As our team has progressed through the design stage, we have realized that we don’t have the materials yet to build a working prototype. We would need a base, 2 pedals, end pieces, springs, hinges, and of course our balls. We had received the balls, but a lot of our parts for the model need to be printed on the 3D printer. Also some of the materials that we do have, we haven’t been able to put together yet since we don’t have the majority of our parts. We ran into an interesting problem last class when we attempted to print our base for our product and found out that our 3D model was bigger than the printer could print out. With that in mind we are deciding whether to print out a scaled down version of the base or to use a block of wood similar in size to our actual model to represent the base.

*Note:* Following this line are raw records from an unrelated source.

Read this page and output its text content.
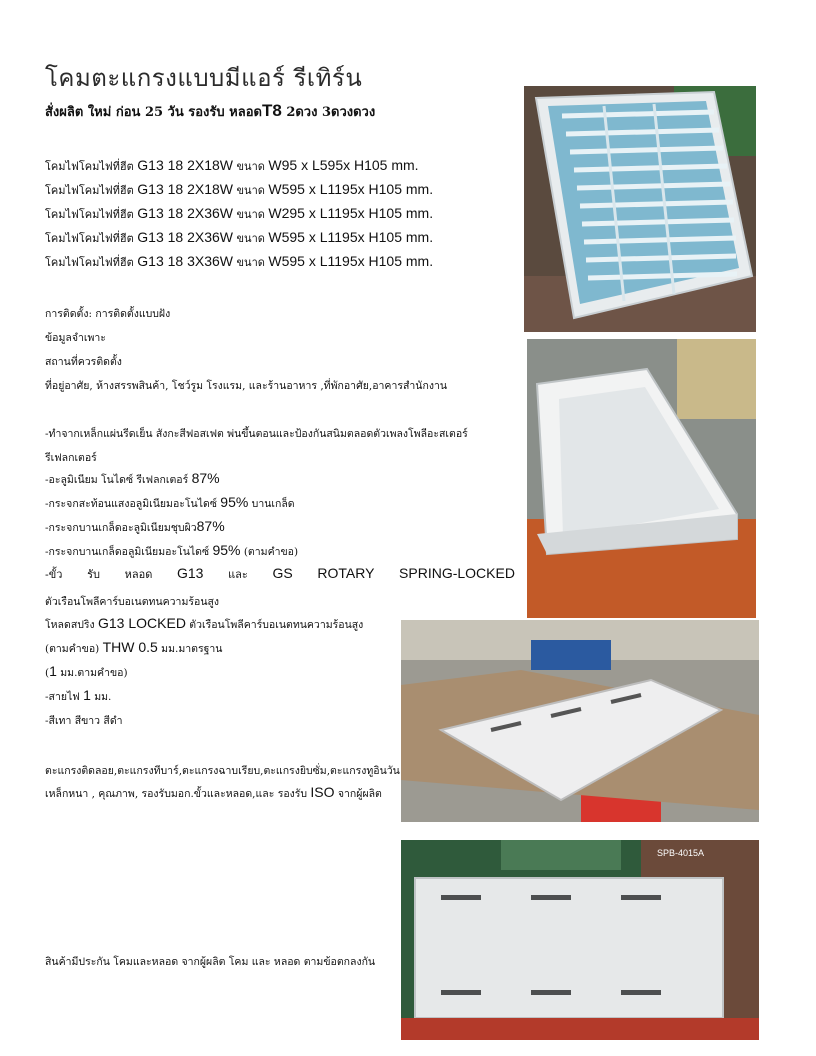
โคมตะแกรงแบบมีแอร์ รีเทิร์น
สั่งผลิต ใหม่ ก่อน 25 วัน รองรับ หลอดT8 2ดวง 3ดวงดวง
โคมไฟโคมไฟที่ฮีต G13 18 2X18W ขนาด W95 x L595x H105 mm.
โคมไฟโคมไฟที่ฮีต G13 18 2X18W ขนาด W595 x L1195x H105 mm.
โคมไฟโคมไฟที่ฮีต G13 18 2X36W ขนาด W295 x L1195x H105 mm.
โคมไฟโคมไฟที่ฮีต G13 18 2X36W ขนาด W595 x L1195x H105 mm.
โคมไฟโคมไฟที่ฮีต G13 18 3X36W ขนาด W595 x L1195x H105 mm.
การติดตั้ง: การติดตั้งแบบฝัง
ข้อมูลจำเพาะ
สถานที่ควรติดตั้ง
ที่อยู่อาศัย, ห้างสรรพสินค้า, โชว์รูม โรงแรม, และร้านอาหาร ,ที่พักอาศัย,อาคารสำนักงาน
-ทำจากเหล็กแผ่นรีดเย็น สังกะสีฟอสเฟต พ่นขึ้นตอนและป้องกันสนิมตลอดตัวเพลงโพลีอะสเตอร์
รีเฟลกเตอร์
-อะลูมิเนียม โนไดซ์ รีเฟลกเตอร์ 87%
-กระจกสะท้อนแสงอลูมิเนียมอะโนไดซ์ 95% บานเกล็ด
-กระจกบานเกล็ดอะลูมิเนียมชุบผิว87%
-กระจกบานเกล็ดอลูมิเนียมอะโนไดซ์ 95% (ตามคำขอ)
-ขั้ว รับ หลอด G13 และ GS ROTARY SPRING-LOCKED
ตัวเรือนโพลีคาร์บอเนตทนความร้อนสูง
โหลดสปริง G13 LOCKED ตัวเรือนโพลีคาร์บอเนตทนความร้อนสูง
(ตามคำขอ) THW 0.5 มม.มาตรฐาน
(1 มม.ตามคำขอ)
-สายไฟ 1 มม.
-สีเทา สีขาว สีดำ
ตะแกรงติดลอย,ตะแกรงทีบาร์,ตะแกรงฉาบเรียบ,ตะแกรงยิบซั่ม,ตะแกรงทูอินวัน
เหล็กหนา , คุณภาพ, รองรับมอก.ขั้วและหลอด,และ รองรับ ISO จากผู้ผลิต
สินค้ามีประกัน โคมและหลอด จากผู้ผลิต โคม และ หลอด ตามข้อตกลงกัน
SPB-4015A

Even with our prototyping setbacks, we still wanted a prototype that we could show during our presentation. The base issue will be decided in our next class, but we decided that since we have springs, we should build our pedals. Last class was extremely fun for Anjali and I because we got to be engineers for the day. Usually, the engineering aspect of the design is left to our other two members, Erin and Annalise, but last class I got to build the pedal with Anjali. It is going to be to scale and have the beads inside the grooves. With our teacher, Ms. Jo, we went down to the Maker Space and learned how to use some power tools. We also had additional help from Maker Space expert, Oren.

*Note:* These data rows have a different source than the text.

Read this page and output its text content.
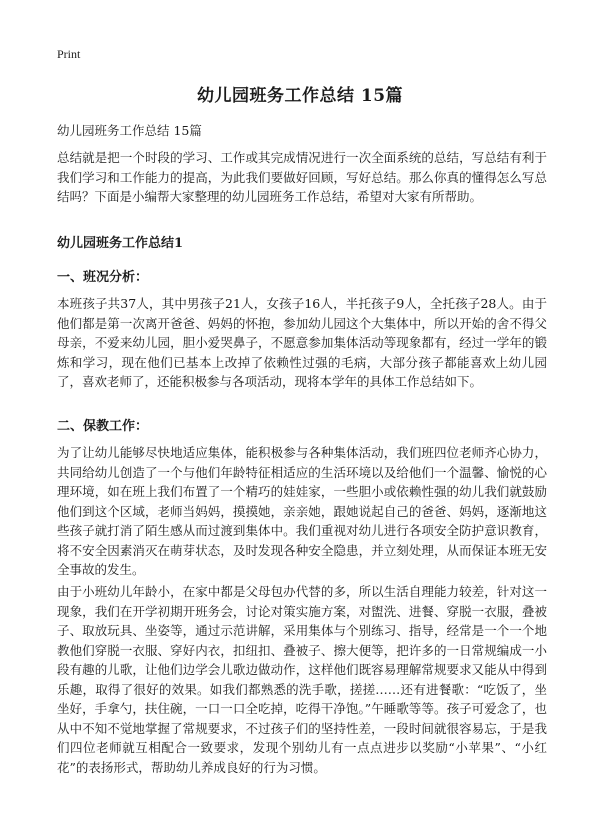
Print
幼儿园班务工作总结 15篇
幼儿园班务工作总结 15篇

总结就是把一个时段的学习、工作或其完成情况进行一次全面系统的总结，写总结有利于我们学习和工作能力的提高，为此我们要做好回顾，写好总结。那么你真的懂得怎么写总结吗？下面是小编帮大家整理的幼儿园班务工作总结，希望对大家有所帮助。

幼儿园班务工作总结1
一、班况分析：

本班孩子共37人，其中男孩子21人，女孩子16人，半托孩子9人，全托孩子28人。由于他们都是第一次离开爸爸、妈妈的怀抱，参加幼儿园这个大集体中，所以开始的舍不得父母亲，不爱来幼儿园，胆小爱哭鼻子，不愿意参加集体活动等现象都有，经过一学年的锻炼和学习，现在他们已基本上改掉了依赖性过强的毛病，大部分孩子都能喜欢上幼儿园了，喜欢老师了，还能积极参与各项活动，现将本学年的具体工作总结如下。

二、保教工作：

为了让幼儿能够尽快地适应集体，能积极参与各种集体活动，我们班四位老师齐心协力，共同给幼儿创造了一个与他们年龄特征相适应的生活环境以及给他们一个温馨、愉悦的心理环境，如在班上我们布置了一个精巧的娃娃家，一些胆小或依赖性强的幼儿我们就鼓励他们到这个区域，老师当妈妈，摸摸她，亲亲她，跟她说起自己的爸爸、妈妈，逐渐地这些孩子就打消了陌生感从而过渡到集体中。我们重视对幼儿进行各项安全防护意识教育，将不安全因素消灭在萌芽状态，及时发现各种安全隐患，并立刻处理，从而保证本班无安全事故的发生。

由于小班幼儿年龄小，在家中都是父母包办代替的多，所以生活自理能力较差，针对这一现象，我们在开学初期开班务会，讨论对策实施方案，对盥洗、进餐、穿脱一衣服，叠被子、取放玩具、坐姿等，通过示范讲解，采用集体与个别练习、指导，经常是一个一个地教他们穿脱一衣服、穿好内衣，扣纽扣、叠被子、擦大便等，把许多的一日常规编成一小段有趣的儿歌，让他们边学会儿歌边做动作，这样他们既容易理解常规要求又能从中得到乐趣，取得了很好的效果。如我们都熟悉的洗手歌，搓搓……还有进餐歌：“吃饭了，坐坐好，手拿勺，扶住碗，一口一口全吃掉，吃得干净饱。”午睡歌等等。孩子可爱念了，也从中不知不觉地掌握了常规要求，不过孩子们的坚持性差，一段时间就很容易忘，于是我们四位老师就互相配合一致要求，发现个别幼儿有一点点进步以奖励“小苹果”、“小红花”的表扬形式，帮助幼儿养成良好的行为习惯。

The first tool we learned how to use was the electric table saw. The table saw was used to cut our wood into the dimensions of our pedal. It was an exhilarating experience because we got to wear goggles and noise reducing headphones. We had to learn proper etiquette for using an electric table saw. We had to learn how to keep our hands away from certain areas on the saw, when to turn on the saw, when to lower it, and we had to make sure the blade stopped spinning before bringing the saw back up.

A table saw that we used while cutting wood to make our pedals. Image found at: http://ace.imageg.net/graphics/product_images/pACE3-992995enh-z8.jpg

In our design, we have grooves in the pedals where our balls would be placed. The balls would roll around in all directions to give our users a full range of motion. The wooden beads we had ordered were 3/4 inch and we wanted the wooden balls to be slightly elevated. This created a unique problem because we needed to find a drill press that would allow us to make an almost 3/4 inch circle in our wood. Anjali and I took turns making five rows of grooves. We had to clamp the wood down and measure the exact location the drill would have to go into to make equal grooves. After building the grooves, we fit our balls into the grooves and we found that the pedal worked very well! We just had some sanding to do and the pedal would be an exact replica of the one we would like to use in our prototype.

This is a drill press. We used this tool to make the grooves in our wooden pedal. Image found at: http://www.northerntool.com/images/product/2000×2000/155/155880_2000x2000.jpg

Overall, I had a great time in the Maker Space. I haven’t been able to use power tools since I was in 7th grade, so this was a nice refresher. I really enjoyed the building aspect of making our prototype. In our up coming class period, Anjali and I are planning to go back to the Maker Space to finish up our pedal and make the second pedal.

This is the wooden pedal that was created with the grooves in the Maker Space. The wooden balls go into the grooves.
This is the wooden pedal that was created with the grooves in the Maker Space. The wooden balls go into the grooves.